For Phoenix umbrella projects, custom subagents can target specific applications:

# .codex/agents/web-agent.toml
name = "web-agent"
description = "Handles Phoenix web layer: controllers, LiveView, templates, routes"
developer_instructions = """
You work exclusively in apps/my_web/.
Follow Phoenix conventions strictly.
Run mix test apps/my_web/ after every change.
"""
sandbox_mode = "read-only"
model = "gpt-5.5"

# .codex/agents/core-agent.toml
name = "core-agent"
description = "Handles business logic contexts, Ecto schemas, domain rules"
developer_instructions = """
You work exclusively in apps/my_core/.
Never import Phoenix or web-related modules.
Run mix test apps/my_core/ after every change.
"""
sandbox_mode = "read-only"
model = "gpt-5.5"
model_reasoning_effort = "high"

This separation mirrors Phoenix’s recommended umbrella boundary: one agent for web concerns, another for domain logic.15

Getting Started Checklist

  1. Generate or update your project: Ensure Phoenix 1.8+ with the auto-generated AGENTS.md
  2. Enrich with usage_rules: Run mix usage_rules.sync to pull in dependency-specific guidance
  3. Add Tidewave: Include {:tidewave, "~> 0.5", only: :dev} and start your dev server
  4. Configure Codex CLI: Add Tidewave MCP and set appropriate sandbox/permission policies
  5. Add post_tool_use hooks: Wire up mix compile --warnings-as-errors for instant feedback
  6. Extend AGENTS.md: Add project-specific conventions, common mistakes, and verification commands
  7. Start with supervised mode: Review agent changes until you build confidence, then consider loosening sandbox policies for trusted workflows

Citations

  1. Kristoffer Opsahl, “Coding Agents Need Deterministic Feedback: A Case for Phoenix,” kristofferopsahl.com, 2026.  2 3 4 5

  2. Ivanov, Rana & Prabhakaran, “Can Coding Agents be General Agents?”, arXiv:2604.13107, April 2026. 

  3. “The Elixir programming language,” elixir-lang.org, accessed April 2026. 

  4. Elixir Forum, “How are you using AI with Elixir at work on production-ready apps?”, elixirforum.com, 2026. 

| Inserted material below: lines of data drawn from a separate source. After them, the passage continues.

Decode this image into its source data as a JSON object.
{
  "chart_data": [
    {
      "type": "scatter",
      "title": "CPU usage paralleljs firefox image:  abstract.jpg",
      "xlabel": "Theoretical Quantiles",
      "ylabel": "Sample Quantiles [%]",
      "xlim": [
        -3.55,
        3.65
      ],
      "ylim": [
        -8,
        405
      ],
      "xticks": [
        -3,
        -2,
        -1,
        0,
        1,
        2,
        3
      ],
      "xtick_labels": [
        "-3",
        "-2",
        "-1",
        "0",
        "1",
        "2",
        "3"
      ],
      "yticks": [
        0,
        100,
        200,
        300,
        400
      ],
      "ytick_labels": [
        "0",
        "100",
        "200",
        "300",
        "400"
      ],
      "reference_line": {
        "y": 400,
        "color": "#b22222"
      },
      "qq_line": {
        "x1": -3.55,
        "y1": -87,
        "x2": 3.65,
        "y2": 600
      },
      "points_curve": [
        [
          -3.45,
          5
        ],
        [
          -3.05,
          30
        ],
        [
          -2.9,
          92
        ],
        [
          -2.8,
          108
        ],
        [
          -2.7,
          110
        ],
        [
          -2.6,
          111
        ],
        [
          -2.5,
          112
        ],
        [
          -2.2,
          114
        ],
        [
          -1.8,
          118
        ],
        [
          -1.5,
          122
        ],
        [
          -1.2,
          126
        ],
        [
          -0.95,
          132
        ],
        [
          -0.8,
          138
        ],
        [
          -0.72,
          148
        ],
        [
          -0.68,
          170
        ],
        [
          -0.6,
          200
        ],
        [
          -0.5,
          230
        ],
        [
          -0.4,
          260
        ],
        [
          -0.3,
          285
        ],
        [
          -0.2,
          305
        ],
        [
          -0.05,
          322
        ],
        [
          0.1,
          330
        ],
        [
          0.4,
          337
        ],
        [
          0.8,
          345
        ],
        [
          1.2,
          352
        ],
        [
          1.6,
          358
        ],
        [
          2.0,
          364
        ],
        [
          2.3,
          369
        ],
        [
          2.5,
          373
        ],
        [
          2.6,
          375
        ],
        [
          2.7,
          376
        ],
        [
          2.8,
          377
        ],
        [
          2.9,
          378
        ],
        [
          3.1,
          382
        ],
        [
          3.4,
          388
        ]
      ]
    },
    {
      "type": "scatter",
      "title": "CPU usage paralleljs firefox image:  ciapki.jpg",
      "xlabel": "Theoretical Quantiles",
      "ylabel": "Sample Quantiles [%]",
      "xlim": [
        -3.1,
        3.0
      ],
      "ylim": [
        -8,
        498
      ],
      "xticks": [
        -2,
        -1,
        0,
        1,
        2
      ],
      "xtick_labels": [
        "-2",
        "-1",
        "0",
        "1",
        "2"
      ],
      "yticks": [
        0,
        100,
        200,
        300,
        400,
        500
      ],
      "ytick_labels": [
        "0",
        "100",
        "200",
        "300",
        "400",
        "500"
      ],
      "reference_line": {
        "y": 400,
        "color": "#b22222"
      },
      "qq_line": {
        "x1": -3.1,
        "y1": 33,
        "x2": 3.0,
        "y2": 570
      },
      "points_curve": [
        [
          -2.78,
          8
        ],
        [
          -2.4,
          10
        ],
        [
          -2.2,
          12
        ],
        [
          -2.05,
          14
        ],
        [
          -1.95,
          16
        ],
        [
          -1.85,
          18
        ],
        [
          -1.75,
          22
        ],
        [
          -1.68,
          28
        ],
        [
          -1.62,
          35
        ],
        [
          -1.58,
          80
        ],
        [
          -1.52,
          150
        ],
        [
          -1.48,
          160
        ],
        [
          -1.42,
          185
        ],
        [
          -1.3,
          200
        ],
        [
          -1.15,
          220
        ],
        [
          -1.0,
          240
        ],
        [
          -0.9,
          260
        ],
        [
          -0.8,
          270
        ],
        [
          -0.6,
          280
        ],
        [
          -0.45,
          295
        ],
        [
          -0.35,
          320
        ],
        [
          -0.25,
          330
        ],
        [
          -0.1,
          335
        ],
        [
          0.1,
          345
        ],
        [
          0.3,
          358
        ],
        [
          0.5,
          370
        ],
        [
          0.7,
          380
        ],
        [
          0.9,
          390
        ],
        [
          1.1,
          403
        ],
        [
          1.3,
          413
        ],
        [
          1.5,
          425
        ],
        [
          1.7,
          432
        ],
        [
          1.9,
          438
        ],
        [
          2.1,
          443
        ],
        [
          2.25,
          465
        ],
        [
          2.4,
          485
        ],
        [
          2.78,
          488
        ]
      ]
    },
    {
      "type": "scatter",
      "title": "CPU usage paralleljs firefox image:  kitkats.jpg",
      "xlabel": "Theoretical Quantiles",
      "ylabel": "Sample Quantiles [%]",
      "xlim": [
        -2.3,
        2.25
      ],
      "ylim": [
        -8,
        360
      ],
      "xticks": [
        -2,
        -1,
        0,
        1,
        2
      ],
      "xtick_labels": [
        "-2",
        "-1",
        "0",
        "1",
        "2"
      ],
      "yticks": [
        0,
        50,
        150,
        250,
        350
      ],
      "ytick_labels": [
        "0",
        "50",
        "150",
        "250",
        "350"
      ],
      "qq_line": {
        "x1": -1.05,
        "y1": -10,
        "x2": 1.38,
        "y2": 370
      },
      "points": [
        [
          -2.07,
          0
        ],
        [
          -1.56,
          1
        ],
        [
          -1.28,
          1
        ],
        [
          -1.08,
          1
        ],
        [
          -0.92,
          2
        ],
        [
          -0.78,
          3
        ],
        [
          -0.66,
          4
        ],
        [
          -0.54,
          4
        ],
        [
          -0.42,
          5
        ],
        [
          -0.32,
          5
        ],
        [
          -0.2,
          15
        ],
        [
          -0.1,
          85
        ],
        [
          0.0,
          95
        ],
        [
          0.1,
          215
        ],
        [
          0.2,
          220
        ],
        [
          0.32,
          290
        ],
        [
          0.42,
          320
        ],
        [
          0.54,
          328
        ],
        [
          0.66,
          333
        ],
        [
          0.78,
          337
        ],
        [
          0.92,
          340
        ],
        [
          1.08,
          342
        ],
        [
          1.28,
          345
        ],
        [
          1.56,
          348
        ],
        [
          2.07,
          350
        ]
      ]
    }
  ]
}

  5. Phoenix Blog, “Phoenix 1.8.0 released!”, phoenixframework.org/blog/phoenix-1-8-released, 2026. 

  6. Hashrocket, “Supercharging AI-Assisted Development in Phoenix Applications,” hashrocket.com, 2026.  2

  7. Elixir Forum, “Phoenix phx.new generator and AGENTS.md,” elixirforum.com, 2026. 

  8. Hashrocket, ibid. — usage_rules.sync command producing ~480 lines of consolidated context. 

  9. OpenAI, “Custom instructions with AGENTS.md,” developers.openai.com/codex/guides/agents-md, accessed April 2026. 

  10. Tidewave, “The coding agent for full-stack web app development,” tidewave.ai, accessed April 2026. 

  11. Tidewave HexDocs, “Setting up Tidewave MCP,” hexdocs.pm/tidewave/mcp.html, v0.5.6.  2 3

  12. OpenAI, “Introducing GPT-5.5,” openai.com/index/introducing-gpt-5-5, April 23, 2026.  2

  13. OpenAI, “Codex CLI filesystem security — deny-read policies,” developers.openai.com/codex/cli/features, accessed April 2026. 

  14. OpenAI, “Codex changelog — v0.124.0: hooks are now stable,” developers.openai.com/codex/changelog, April 23, 2026. 

  15. Phoenix Guides, “Umbrella Projects,” hexdocs.pm/phoenix/umbrella.html, accessed April 2026.